Mais au départ, pour moi, les décors passaient en second-plan. Ce qui m’importait ? Que les personnages aient des expressions, à tel point que le lecteur aurait pu croire qu’ils étaient en train de quitter leur planche. Qu’on les a chopés à un moment précis. Comme si je faisais une capture d’écran en BD du meilleur moment d’une scène de film. Je dois trouver la bonne expression. C’est aussi pour ça que j’ai fait une BD sur la musique, on l’entend ! Il faut de l’interaction.

©Boriau/Le Goum

Avec le jeu des ambiances, également.

Oui, assez dépendant de l’ambiance dans laquelle je travaille, finalement.

Pour Passages secrets, mon premier album, avec David Boriau, je n’étais pas encore dans cet atelier. Je travaillais dans un bureau enfoui dans le noir. Et je crois que ça s’en ressent. Les couleurs n’auraient pas pu être plus éclatantes. Pourtant, j’en ai mis plus, vers la fin. La lumière comme le bout du tunnel. Tu dessines comme tu es au moment où tu l’es. Et je pense pouvoir dire, pour chaque planche que je revois, l’état d’esprit, le sentiment dans lequel j’étais au moment de la réaliser. Une BD, ça t’accompagne moralement, tu dois te lever, te réveiller avec. C’est du 24h non-stop. Du moins, c’était le cas avant quand je n’avais pas d’enfants. Désormais, je suis tiraillé entre le besoin de faire une grosse journée pour avancer et la nécessité de ne pas être absent pour mes enfants.

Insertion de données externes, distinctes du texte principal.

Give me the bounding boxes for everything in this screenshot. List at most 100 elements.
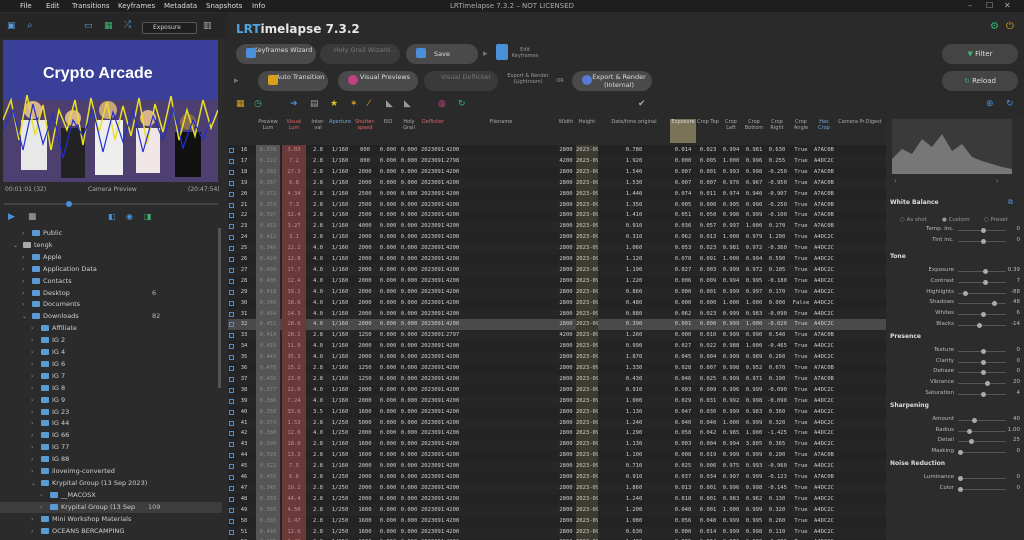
adjustment-slider[interactable]: Shadows 48 <box>886 298 1024 308</box>
table-row[interactable]: 32 0.451 28.6 4.0 1/160 2000 0.000 0.000 2023091… <box>228 319 886 331</box>
row-checkbox[interactable] <box>229 169 234 175</box>
table-row[interactable]: 37 0.402 23.0 2.8 1/160 1250 0.000 0.000 2023091… <box>228 373 886 385</box>
folder-tree-item[interactable]: › IG 9 <box>0 395 222 406</box>
slider-value[interactable]: 20 <box>1013 379 1020 385</box>
arrow-left-icon[interactable]: ‹ <box>894 177 897 185</box>
minimize-icon[interactable]: – <box>968 0 972 12</box>
table-row[interactable]: 28 0.405 12.4 4.0 1/160 2000 0.000 0.000 2023091… <box>228 275 886 287</box>
chevron-right-icon[interactable]: › <box>31 442 33 453</box>
row-checkbox[interactable] <box>229 235 234 241</box>
table-row[interactable]: 35 0.443 35.3 4.0 1/160 2000 0.000 0.000 2023091… <box>228 352 886 364</box>
folder-tree-item[interactable]: › IG 2 <box>0 335 222 346</box>
table-row[interactable]: 27 0.409 17.7 4.0 1/160 2000 0.000 0.000 2023091… <box>228 264 886 276</box>
adjustment-slider[interactable]: Luminance 0 <box>886 473 1024 483</box>
save-button[interactable]: Save <box>406 44 478 64</box>
row-checkbox[interactable] <box>229 453 234 459</box>
folder-tree-item[interactable]: › IG 6 <box>0 359 222 370</box>
slider-handle[interactable] <box>976 323 982 328</box>
slider-value[interactable]: -88 <box>1011 289 1020 295</box>
chevron-right-icon[interactable]: › <box>31 454 33 465</box>
power-icon[interactable]: ⏻ <box>1006 21 1014 32</box>
table-row[interactable]: 24 0.412 3.1 2.8 1/160 2000 0.000 0.000 20230913… <box>228 232 886 244</box>
table-row[interactable]: 41 0.374 1.53 2.8 1/250 5000 0.000 0.000 2023091… <box>228 417 886 429</box>
slider-value[interactable]: 4 <box>1017 390 1021 396</box>
frame-icon-1[interactable]: ◧ <box>108 212 116 221</box>
row-checkbox[interactable] <box>229 246 234 252</box>
table-row[interactable]: 44 0.393 13.3 2.8 1/160 1600 0.000 0.000 2023091… <box>228 450 886 462</box>
copy-icon[interactable]: ⧉ <box>1008 198 1013 207</box>
table-row[interactable]: 49 0.365 4.50 2.8 1/250 1600 0.000 0.000 2023091… <box>228 504 886 516</box>
folder-tree-item[interactable]: › Public <box>0 228 222 239</box>
column-header[interactable]: Width <box>557 119 575 143</box>
slider-handle[interactable] <box>980 238 986 244</box>
folder-tree-item[interactable]: › IG 4 <box>0 347 222 358</box>
adjustment-slider[interactable]: Blacks -14 <box>886 320 1024 330</box>
row-checkbox[interactable] <box>229 278 234 284</box>
slider-handle[interactable] <box>980 370 986 376</box>
table-row[interactable]: 43 0.398 18.0 2.8 1/160 1600 0.000 0.000 2023091… <box>228 439 886 451</box>
column-header[interactable] <box>228 119 236 143</box>
magic-icon[interactable]: ✶ <box>350 99 358 109</box>
slider-value[interactable]: 40 <box>1013 416 1020 422</box>
column-header[interactable]: Aperture <box>329 119 351 143</box>
adjustment-slider[interactable]: Amount 40 <box>886 415 1024 425</box>
chevron-right-icon[interactable]: › <box>31 347 33 358</box>
slider-value[interactable]: 0 <box>1017 474 1021 480</box>
star-icon[interactable]: ★ <box>330 99 338 109</box>
table-row[interactable]: 16 0.376 3.03 2.8 1/160 800 0.000 0.000 20230913… <box>228 145 886 156</box>
exposure-select[interactable]: Exposure <box>142 22 197 34</box>
slider-track[interactable] <box>958 383 1006 385</box>
checkmark-icon[interactable]: ✔ <box>638 99 646 109</box>
row-checkbox[interactable] <box>229 485 234 491</box>
column-header[interactable]: Date/time original <box>599 119 669 143</box>
slider-handle[interactable] <box>962 290 968 296</box>
row-checkbox[interactable] <box>229 202 234 208</box>
slider-handle[interactable] <box>980 359 986 365</box>
table-row[interactable]: 42 0.388 12.0 4.0 1/250 2000 0.000 0.000 2023091… <box>228 428 886 440</box>
arrow-right-small-icon[interactable]: › <box>996 177 999 185</box>
arrow-right-icon[interactable]: ➜ <box>290 99 298 109</box>
table-row[interactable]: 170.2227.22.81/1608000.0000.00020230913-… <box>228 155 886 167</box>
slider-track[interactable] <box>958 441 1006 443</box>
row-checkbox[interactable] <box>229 213 234 219</box>
folder-tree-item[interactable]: ⌄ Downloads 82 <box>0 311 222 322</box>
table-row[interactable]: 48 0.383 44.4 2.8 1/250 2000 0.000 0.000 2023091… <box>228 493 886 505</box>
slider-value[interactable]: -14 <box>1011 321 1020 327</box>
column-header[interactable]: Preview Lum <box>256 119 280 143</box>
export-render-lightroom-label[interactable]: Export & Render (Lightroom) <box>502 73 554 85</box>
timeline-slider[interactable] <box>4 201 218 207</box>
stop-icon[interactable]: ■ <box>28 212 37 222</box>
chevron-right-icon[interactable]: › <box>22 264 24 275</box>
frame-icon-2[interactable]: ◉ <box>126 212 133 221</box>
curve-edit-icon[interactable]: ⁄ <box>368 99 370 109</box>
row-checkbox[interactable] <box>229 398 234 404</box>
slider-handle[interactable] <box>958 476 963 481</box>
table-row[interactable]: 31 0.464 24.3 4.0 1/160 2000 0.000 0.000 2023091… <box>228 308 886 320</box>
row-checkbox[interactable] <box>229 529 234 535</box>
wb-custom[interactable]: ● Custom <box>942 217 970 223</box>
slider-track[interactable] <box>958 452 1006 454</box>
slider-value[interactable]: 48 <box>1013 299 1020 305</box>
chevron-right-icon[interactable]: › <box>31 359 33 370</box>
table-row[interactable]: 51 0.446 12.6 2.8 1/250 1600 0.000 0.000 2023091… <box>228 526 886 538</box>
refresh-icon[interactable]: ↻ <box>458 99 466 109</box>
folder-tree-item[interactable]: › Mini Workshop Materials <box>0 514 222 525</box>
slider-handle[interactable] <box>958 486 963 492</box>
row-checkbox[interactable] <box>229 442 234 448</box>
row-checkbox[interactable] <box>229 496 234 502</box>
play-icon[interactable]: ▶ <box>8 212 15 222</box>
chevron-right-icon[interactable]: › <box>31 526 33 537</box>
wb-as-shot[interactable]: ○ As shot <box>900 217 927 223</box>
table-row[interactable]: 45 0.522 7.5 2.8 1/160 2000 0.000 0.000 20230913… <box>228 461 886 473</box>
slider-handle[interactable] <box>982 279 988 285</box>
slider-handle[interactable] <box>991 301 997 307</box>
adjustment-slider[interactable]: Color 0 <box>886 484 1024 494</box>
table-row[interactable]: 22 0.397 32.4 2.8 1/160 2500 0.000 0.000 2023091… <box>228 210 886 222</box>
column-header[interactable]: Crop Right <box>766 119 788 143</box>
adjustment-slider[interactable]: Texture 0 <box>886 346 1024 356</box>
adjustment-slider[interactable]: Masking 0 <box>886 447 1024 457</box>
column-header[interactable]: Holy Grail <box>398 119 420 143</box>
folder-tree-item[interactable]: ⌄ Krypital Group (13 Sep 2023) <box>0 478 222 489</box>
table-row[interactable]: 29 0.418 39.2 4.0 1/160 2000 0.000 0.000 2023091… <box>228 286 886 298</box>
column-header[interactable]: Inter-val <box>308 119 328 143</box>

Passages secrets, j’étais bien content d’en voir le bout. Ça m’a pris deux-trois ans. L’argent ne suivait pas. À l’époque, sur une grande planche, je mettais deux jours, voire trois. Aujourd’hui, avec l’expérience, j’irais probablement plus vite. J’avais adopté un style trop complexe. À refaire, je ferais quelque chose de plus jeté.

Passages Secrets © David Boriau/Goum
Passages Secrets ©David Boriau/Goum chez Casterman

Cet album est devenu introuvable, il n’est même plus dans le catalogue de Casterman !

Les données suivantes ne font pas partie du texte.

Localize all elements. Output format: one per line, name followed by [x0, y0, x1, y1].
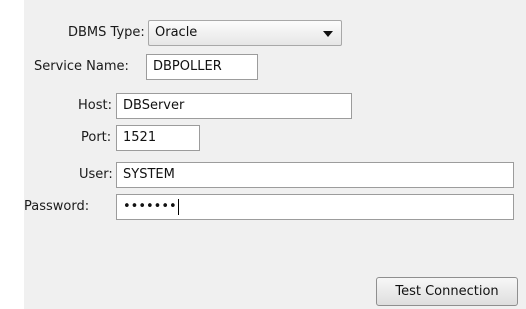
service-name-value: DBPOLLER [153, 59, 222, 74]
host-label: Host: [78, 98, 112, 113]
dbms-type-value: Oracle [155, 25, 198, 40]
user-value: SYSTEM [123, 167, 175, 182]
dbms-type-dropdown[interactable]: Oracle [148, 20, 342, 46]
port-value: 1521 [123, 130, 157, 145]
service-name-label: Service Name: [34, 59, 129, 74]
port-label: Port: [81, 130, 112, 145]
password-label: Password: [24, 199, 90, 214]
password-mask: ••••••• [123, 199, 177, 214]
text-caret [177, 198, 179, 215]
user-label: User: [79, 167, 113, 182]
dbms-type-label: DBMS Type: [68, 25, 145, 40]
user-field[interactable]: SYSTEM [116, 162, 514, 188]
connection-form-panel: DBMS Type: Oracle Service Name: DBPOLLER… [24, 0, 526, 309]
password-field[interactable]: ••••••• [116, 194, 514, 220]
test-connection-button[interactable]: Test Connection [376, 277, 518, 306]
service-name-field[interactable]: DBPOLLER [146, 54, 258, 80]
chevron-down-icon [323, 31, 333, 37]
host-field[interactable]: DBServer [116, 93, 352, 119]
host-value: DBServer [123, 98, 185, 113]
port-field[interactable]: 1521 [116, 125, 200, 151]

On en a vendus mais l’album n’a pas été réimprimé. C’est assez logique, du coup, qu’il ait disparu de la circulation. On a été au bout du truc.

Pourtant, il y avait Trump en grand méchant qui voulait bousiller un hôtel si riche pour implanter un fast-food.

C’est vrai, ça ! On était avant-gardistes ! (il rit!)

© Boriau/Le Goum chez Casterman

Puis, il y a eu Harlem.

C’est celui-là que je préfère revoir. Il est plus coloré. Avec des personnages que j’avais en tête depuis un long moment, que je voulais animer. Une histoire de famille. Normalement, ce devait être une trilogie. Malheureusement, ça a tourné court. Toujours avec David Boriau, on est arrivés au moment où Physalis, notre éditeur, coulait, malgré les efforts de Olivier Petit (ndlr. qui a depuis créé les éditions Petit à Petit). Maintenant, j’ai un goût de trop peu. Qui sait, un jour, j’aimerais bien la terminer cette trilogie !

© Boriau/Le Goum chez Physalis

Avec un pacte avec le diable ? C’est en tout cas ce qui arrive avec Harlem.

Oui, nous sommes partis de la légende de Robert Johnson. L’idée m’était personnelle et David y a amené son histoire. Cette sorte de Graal de gamin libéré qui part à l’aventure. Il y avait de quoi verser dans l’héroïc fantasy. Au départ, je voulais baser cette histoire en Nouvelle-Orléans. C’est David qui l’a ramenée à New-York en ayant à l’idée ce trajet qui emmènerait Harlem vers un final en plein festival de musique à New Orleans. Avec, toujours, non loin, le Baron Samedi qui rôderait.

© Boriau/Le Goum chez Physalis

Ce petit bonhomme dans une ville qui vit et respire la musique et qui doit sauver son frère d’un pacte avec le diable… Ça fait penser à Coco, pourtant sorti quelques années après l’album.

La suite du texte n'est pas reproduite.